Origine et histoire du dolmen et allée couverte de Kergünteil
Le dolmen et l’allée couverte de Kergünteil, distants d’une centaine de mètres, sont deux monuments mégalithiques situés sur la commune de Trégastel, dans les Côtes-d’Armor. Ces édifices, datés du Néolithique, illustrent les pratiques funéraires et architecturales de cette époque. Le dolmen, composé de trois orthostates et d’une table de couverture de 5,75 m de long, a été réutilisé comme habitation puis étable, altérant partiellement sa structure d’origine. Un menhir, aujourd’hui disparu, se trouvait autrefois entre les deux monuments.
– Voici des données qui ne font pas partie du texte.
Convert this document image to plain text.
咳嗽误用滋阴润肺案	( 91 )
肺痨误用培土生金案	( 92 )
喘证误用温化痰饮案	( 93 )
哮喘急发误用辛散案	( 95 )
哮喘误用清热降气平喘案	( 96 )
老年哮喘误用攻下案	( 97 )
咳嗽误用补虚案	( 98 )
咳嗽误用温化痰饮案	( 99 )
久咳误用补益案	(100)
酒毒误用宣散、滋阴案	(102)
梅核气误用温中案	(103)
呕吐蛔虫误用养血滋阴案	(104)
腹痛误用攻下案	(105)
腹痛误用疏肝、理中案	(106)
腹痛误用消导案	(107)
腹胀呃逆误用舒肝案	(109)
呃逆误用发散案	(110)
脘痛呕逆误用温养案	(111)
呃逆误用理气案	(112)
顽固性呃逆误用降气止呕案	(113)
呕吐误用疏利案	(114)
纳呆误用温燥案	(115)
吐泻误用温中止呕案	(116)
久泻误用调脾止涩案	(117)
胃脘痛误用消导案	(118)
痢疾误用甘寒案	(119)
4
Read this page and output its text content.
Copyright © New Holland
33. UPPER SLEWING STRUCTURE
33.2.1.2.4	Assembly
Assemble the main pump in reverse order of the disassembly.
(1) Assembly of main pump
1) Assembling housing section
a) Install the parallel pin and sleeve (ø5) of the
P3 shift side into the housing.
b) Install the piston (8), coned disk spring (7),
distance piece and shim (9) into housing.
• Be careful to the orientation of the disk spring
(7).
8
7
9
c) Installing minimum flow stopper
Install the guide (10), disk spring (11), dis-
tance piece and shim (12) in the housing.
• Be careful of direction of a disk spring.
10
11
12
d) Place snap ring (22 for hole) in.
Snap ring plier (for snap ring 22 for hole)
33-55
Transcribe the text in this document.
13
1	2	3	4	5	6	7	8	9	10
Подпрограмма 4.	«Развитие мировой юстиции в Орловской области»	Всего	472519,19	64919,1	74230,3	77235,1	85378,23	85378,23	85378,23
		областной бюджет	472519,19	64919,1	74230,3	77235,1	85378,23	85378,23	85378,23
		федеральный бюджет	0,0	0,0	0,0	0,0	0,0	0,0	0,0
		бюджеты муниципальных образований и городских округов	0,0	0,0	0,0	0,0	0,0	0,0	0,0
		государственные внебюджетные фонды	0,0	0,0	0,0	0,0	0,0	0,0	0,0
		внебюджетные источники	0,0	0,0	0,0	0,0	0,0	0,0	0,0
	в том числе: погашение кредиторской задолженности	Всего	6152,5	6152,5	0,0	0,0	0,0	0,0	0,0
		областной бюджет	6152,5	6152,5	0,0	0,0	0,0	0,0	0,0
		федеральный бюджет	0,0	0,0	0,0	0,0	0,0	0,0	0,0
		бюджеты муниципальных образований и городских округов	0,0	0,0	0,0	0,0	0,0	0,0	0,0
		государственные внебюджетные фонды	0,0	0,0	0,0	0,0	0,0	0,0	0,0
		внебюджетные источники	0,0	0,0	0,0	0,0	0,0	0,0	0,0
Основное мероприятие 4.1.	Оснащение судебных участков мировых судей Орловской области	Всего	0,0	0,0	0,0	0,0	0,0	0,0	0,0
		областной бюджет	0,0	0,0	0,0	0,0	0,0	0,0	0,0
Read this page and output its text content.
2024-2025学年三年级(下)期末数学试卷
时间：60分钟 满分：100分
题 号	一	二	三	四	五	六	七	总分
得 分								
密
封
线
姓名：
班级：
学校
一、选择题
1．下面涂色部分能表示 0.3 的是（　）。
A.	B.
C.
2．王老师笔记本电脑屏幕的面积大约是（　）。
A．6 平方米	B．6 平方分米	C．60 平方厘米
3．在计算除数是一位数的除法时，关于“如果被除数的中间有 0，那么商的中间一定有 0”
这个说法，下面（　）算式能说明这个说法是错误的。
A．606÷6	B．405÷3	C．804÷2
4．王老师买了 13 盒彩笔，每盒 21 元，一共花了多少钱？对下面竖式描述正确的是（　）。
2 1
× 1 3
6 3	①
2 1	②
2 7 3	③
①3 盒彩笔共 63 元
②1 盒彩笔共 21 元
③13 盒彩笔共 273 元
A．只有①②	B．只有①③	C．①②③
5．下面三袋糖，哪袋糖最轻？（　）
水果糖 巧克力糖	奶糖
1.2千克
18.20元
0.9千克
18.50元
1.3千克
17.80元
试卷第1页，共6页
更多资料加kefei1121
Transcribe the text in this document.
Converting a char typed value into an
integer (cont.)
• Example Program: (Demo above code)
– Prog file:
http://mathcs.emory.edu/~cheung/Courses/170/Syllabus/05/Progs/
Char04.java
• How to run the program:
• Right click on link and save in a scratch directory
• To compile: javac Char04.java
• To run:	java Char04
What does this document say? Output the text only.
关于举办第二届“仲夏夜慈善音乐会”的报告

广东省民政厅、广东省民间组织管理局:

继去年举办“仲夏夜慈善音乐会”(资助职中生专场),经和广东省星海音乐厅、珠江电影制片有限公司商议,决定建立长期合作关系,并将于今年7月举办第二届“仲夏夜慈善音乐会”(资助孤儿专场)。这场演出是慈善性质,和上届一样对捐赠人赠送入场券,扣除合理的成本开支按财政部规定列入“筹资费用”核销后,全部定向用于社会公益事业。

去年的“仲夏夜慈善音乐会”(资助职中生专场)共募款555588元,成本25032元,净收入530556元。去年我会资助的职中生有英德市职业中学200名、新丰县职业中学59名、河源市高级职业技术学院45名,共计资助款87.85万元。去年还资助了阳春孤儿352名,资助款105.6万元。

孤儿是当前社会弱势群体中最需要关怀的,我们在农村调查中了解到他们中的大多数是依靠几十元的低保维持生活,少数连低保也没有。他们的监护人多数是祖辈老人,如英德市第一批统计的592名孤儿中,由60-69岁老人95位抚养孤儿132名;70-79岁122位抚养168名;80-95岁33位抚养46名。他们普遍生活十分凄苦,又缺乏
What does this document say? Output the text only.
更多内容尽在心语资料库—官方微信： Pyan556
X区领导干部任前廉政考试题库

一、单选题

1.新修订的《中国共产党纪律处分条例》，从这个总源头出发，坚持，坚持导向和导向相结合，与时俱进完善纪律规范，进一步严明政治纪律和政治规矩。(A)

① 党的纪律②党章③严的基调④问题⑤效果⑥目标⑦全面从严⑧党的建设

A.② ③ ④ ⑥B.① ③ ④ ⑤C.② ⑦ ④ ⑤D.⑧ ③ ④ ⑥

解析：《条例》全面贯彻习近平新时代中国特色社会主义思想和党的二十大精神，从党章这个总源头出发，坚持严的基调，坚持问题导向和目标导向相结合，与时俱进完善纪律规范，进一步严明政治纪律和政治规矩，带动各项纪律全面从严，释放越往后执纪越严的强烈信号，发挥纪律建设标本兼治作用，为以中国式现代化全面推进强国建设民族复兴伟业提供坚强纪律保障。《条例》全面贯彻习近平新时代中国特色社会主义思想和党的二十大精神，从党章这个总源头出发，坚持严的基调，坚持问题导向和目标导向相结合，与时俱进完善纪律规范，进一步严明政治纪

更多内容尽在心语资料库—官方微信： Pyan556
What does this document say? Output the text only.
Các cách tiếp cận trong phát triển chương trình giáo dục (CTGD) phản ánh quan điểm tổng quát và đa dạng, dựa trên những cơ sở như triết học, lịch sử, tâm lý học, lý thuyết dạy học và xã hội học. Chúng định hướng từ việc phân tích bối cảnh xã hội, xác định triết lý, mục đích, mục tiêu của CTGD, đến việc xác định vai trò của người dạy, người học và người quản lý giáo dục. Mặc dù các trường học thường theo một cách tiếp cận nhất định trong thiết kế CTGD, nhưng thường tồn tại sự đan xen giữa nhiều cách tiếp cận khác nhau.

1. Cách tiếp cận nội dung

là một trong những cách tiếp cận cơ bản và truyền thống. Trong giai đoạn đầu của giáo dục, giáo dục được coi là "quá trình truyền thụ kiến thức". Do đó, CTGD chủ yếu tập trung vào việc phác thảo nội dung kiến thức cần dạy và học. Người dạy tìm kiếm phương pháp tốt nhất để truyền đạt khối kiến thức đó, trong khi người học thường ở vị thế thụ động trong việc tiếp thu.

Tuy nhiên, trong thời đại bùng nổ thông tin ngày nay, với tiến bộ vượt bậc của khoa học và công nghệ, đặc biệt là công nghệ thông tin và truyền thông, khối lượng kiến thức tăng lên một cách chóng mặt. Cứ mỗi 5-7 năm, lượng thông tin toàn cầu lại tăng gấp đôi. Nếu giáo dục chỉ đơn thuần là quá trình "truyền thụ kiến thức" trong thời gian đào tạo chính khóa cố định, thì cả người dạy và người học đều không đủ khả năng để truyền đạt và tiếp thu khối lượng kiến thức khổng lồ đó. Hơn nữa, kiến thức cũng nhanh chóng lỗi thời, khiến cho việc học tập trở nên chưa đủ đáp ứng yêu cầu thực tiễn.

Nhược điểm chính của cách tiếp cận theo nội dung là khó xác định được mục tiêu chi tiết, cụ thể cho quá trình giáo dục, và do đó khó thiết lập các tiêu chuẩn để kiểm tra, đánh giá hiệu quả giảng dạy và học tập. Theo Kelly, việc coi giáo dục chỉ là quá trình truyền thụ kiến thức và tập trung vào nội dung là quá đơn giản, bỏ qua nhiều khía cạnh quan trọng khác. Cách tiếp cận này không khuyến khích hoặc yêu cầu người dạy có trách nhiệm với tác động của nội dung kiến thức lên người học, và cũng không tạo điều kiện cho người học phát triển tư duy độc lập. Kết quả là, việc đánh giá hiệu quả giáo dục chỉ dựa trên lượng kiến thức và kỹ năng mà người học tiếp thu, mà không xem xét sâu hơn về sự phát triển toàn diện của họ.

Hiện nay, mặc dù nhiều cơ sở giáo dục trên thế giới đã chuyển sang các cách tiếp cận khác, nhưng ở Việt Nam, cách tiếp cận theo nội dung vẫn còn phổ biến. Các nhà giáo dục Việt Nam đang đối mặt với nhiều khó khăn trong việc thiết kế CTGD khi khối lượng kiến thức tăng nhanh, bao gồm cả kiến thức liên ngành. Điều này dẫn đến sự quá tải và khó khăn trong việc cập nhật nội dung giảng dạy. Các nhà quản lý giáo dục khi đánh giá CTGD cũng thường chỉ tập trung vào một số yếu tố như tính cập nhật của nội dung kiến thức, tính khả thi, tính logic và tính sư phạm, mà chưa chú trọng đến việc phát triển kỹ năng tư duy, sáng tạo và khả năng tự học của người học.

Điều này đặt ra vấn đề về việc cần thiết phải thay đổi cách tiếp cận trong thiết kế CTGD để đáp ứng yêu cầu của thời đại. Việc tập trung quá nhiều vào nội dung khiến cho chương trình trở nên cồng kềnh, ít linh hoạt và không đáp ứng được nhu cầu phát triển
L’allée couverte, longue de 8,50 m, présente une décoration remarquable pour le Néolithique final armoricain (vers -2500). Plusieurs orthostates du côté nord sont ornés de gravures, dont des paires de seins en relief accompagnés de colliers piquetés, ainsi que des représentations stylisées appelées « palettes ». Ces motifs, soigneusement polis, suggèrent une symbolique liée à la fertilité ou au culte des ancêtres. Des fouilles menées en 1939 ont révélé des objets lithiques (haches polies, poignard en silex) et des poteries, dont des « bouteilles à collerette » typiques des échanges culturels entre les côtes de la Manche et la mer du Nord.
Le site a été classé au titre des monuments historiques par arrêté du 8 août 1948, après une restauration controversée en 1939 par la mairie de Trégastel, avec l’aide des habitants. Cette intervention, jugée hasardeuse, a pu altérer certaines caractéristiques originales des monuments. Malgré ces modifications, l’allée couverte conserve des éléments architecturaux intacts, comme ses six orthostates nord et ses sept orthostates sud, recouverts de quatre tables de couverture. Le dolmen, quant à lui, reste adossé à un talus qui pourrait être un vestige de son tumulus d’origine.
Les objets découverts lors des fouilles, notamment des haches polies et des céramiques, sont en partie conservés au syndicat d’initiative de Trégastel. Parmi eux, un poignard en silex de type Grand Pressigny et des « bouteilles à collerette » attestent de liens avec des régions lointaines comme l’Allemagne du Nord ou le Danemark. Ces artefacts, ainsi que les gravures de l’allée couverte, soulignent l’importance culturelle et rituelle du site. Selon une légende locale, le dolmen aurait abrité une fileuse aux capacités surnaturelles, lançant son fuseau à une distance prodigieuse.
L’état actuel des monuments rend difficile la détermination de leur entrée originale, bien que l’hypothèse d’un accès situé au sud-est soit privilégiée pour le dolmen. L’allée couverte, orientée est-sud-est–ouest-nord-ouest, présente une hauteur variable entre 1 m et 1,20 m. Ses orthostates décorés, notamment les piliers n°4 et n°5, offrent un exemple rare de l’art mégalithique armoricain. Des actes de vandalisme modernes ont cependant endommagé certaines gravures, ajoutant aux défis de préservation de ce patrimoine exceptionnel.